Abstract:
Recently, deep reinforcement learning (DRL) has achieved remarkable success in many practical sequential decision problems, such as Go, chess, real-time strategy games, etc. However, before we actually apply DRL’s policy into real world applications, a question must be asked: are these learned policies safe or robust to be deployed? Unfotunately, many works had shown that DRL can be susceptible to adversarial attacks: agent may achieve bad performance when the environment or its observation just changed a little bit. So in order to safely deploy DRL's policy into real world critical tasks, we must find some ways to defense these adversarial attacks.
Based on (PO)MDP's basic attributes, we can divide these adversarial attacks into four types: attack state/observation, attack policy, attack environment and attack reward:
- Attack state/observation: Attacker adds small perturbation to agent's input.

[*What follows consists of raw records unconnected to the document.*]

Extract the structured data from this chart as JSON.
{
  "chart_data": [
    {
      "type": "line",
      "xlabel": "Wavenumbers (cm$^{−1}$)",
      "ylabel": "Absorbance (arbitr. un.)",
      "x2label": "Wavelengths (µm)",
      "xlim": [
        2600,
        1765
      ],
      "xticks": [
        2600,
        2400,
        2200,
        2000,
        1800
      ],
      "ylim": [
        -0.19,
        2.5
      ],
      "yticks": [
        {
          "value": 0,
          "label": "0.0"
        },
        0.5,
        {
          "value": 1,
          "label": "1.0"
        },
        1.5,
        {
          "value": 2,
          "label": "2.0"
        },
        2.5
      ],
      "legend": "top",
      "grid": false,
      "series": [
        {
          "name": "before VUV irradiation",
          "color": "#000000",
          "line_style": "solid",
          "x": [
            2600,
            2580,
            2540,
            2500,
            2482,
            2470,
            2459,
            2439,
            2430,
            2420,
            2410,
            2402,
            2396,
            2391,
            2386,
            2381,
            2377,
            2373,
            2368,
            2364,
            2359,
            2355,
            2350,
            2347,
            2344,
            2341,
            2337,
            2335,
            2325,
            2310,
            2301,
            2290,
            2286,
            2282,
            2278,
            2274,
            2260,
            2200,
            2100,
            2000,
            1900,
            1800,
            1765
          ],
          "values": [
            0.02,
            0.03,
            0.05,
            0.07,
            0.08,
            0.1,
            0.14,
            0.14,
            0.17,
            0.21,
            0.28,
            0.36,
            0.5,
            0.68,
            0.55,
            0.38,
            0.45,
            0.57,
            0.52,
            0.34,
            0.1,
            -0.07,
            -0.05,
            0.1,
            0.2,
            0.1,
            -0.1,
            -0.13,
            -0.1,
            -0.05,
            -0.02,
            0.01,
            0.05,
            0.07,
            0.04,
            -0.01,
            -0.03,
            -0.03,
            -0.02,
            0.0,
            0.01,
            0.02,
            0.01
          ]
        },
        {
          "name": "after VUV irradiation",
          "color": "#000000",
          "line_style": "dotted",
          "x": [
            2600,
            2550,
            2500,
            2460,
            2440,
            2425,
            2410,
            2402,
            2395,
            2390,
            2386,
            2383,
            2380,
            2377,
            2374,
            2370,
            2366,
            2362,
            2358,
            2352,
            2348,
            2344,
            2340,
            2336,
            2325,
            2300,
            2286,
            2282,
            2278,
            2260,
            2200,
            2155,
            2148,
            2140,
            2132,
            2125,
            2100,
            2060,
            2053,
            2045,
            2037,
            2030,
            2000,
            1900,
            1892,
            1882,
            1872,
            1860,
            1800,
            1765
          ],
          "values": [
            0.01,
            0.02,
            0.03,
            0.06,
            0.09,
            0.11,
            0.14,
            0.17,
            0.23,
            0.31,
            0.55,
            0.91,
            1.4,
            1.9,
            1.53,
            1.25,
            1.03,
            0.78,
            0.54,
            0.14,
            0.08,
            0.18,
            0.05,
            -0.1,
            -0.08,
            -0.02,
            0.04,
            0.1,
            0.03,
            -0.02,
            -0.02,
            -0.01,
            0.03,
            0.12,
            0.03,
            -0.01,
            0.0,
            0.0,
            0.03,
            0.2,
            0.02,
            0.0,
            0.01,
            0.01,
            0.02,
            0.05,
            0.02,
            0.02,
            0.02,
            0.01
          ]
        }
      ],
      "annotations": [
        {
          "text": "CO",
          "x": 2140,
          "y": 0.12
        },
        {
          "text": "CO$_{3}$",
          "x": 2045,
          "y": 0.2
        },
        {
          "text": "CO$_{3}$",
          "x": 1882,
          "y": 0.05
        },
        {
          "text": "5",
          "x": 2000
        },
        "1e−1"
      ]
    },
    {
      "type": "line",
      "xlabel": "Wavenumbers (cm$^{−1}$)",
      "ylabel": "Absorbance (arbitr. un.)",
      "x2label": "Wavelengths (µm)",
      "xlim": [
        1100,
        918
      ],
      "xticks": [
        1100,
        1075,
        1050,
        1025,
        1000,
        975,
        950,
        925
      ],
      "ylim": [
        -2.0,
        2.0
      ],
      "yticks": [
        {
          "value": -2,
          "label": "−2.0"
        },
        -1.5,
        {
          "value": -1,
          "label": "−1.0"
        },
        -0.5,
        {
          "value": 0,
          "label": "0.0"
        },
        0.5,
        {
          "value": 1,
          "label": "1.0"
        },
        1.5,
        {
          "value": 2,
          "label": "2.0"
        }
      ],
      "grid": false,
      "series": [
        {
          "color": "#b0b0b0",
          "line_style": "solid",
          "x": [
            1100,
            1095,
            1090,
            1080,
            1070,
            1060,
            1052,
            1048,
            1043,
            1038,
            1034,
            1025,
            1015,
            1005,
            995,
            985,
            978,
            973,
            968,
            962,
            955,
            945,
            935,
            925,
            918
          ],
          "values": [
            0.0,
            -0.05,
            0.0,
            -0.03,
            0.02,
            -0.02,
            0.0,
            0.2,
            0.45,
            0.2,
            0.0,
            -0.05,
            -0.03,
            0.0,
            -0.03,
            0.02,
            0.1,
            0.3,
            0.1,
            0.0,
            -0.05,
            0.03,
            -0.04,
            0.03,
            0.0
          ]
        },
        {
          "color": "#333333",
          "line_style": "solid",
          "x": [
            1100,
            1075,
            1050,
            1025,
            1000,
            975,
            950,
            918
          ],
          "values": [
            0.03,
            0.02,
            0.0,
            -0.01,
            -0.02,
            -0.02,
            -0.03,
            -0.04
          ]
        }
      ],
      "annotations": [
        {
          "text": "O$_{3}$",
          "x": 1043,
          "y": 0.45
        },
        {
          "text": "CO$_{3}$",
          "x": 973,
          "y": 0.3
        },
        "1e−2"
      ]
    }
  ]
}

It's similar to adversarial example in CV to some extent.
- Attack policy: Attacker changes agent's policy, either continuously or occasionally.
- Attack environment: Attacker changes the environment dynamic function.
- Attack reward: Attacker changes agent's reward.
- First three kinds of attack can be used in both testing and training period, and the last kind is used in training period.
In this talk, we will present a survey about adversarial attacks in DRL based on this classification method, as well as some robust DRL method that defenses these attacks. Also, we will discuss some existing open issues and challenges in robust DRL.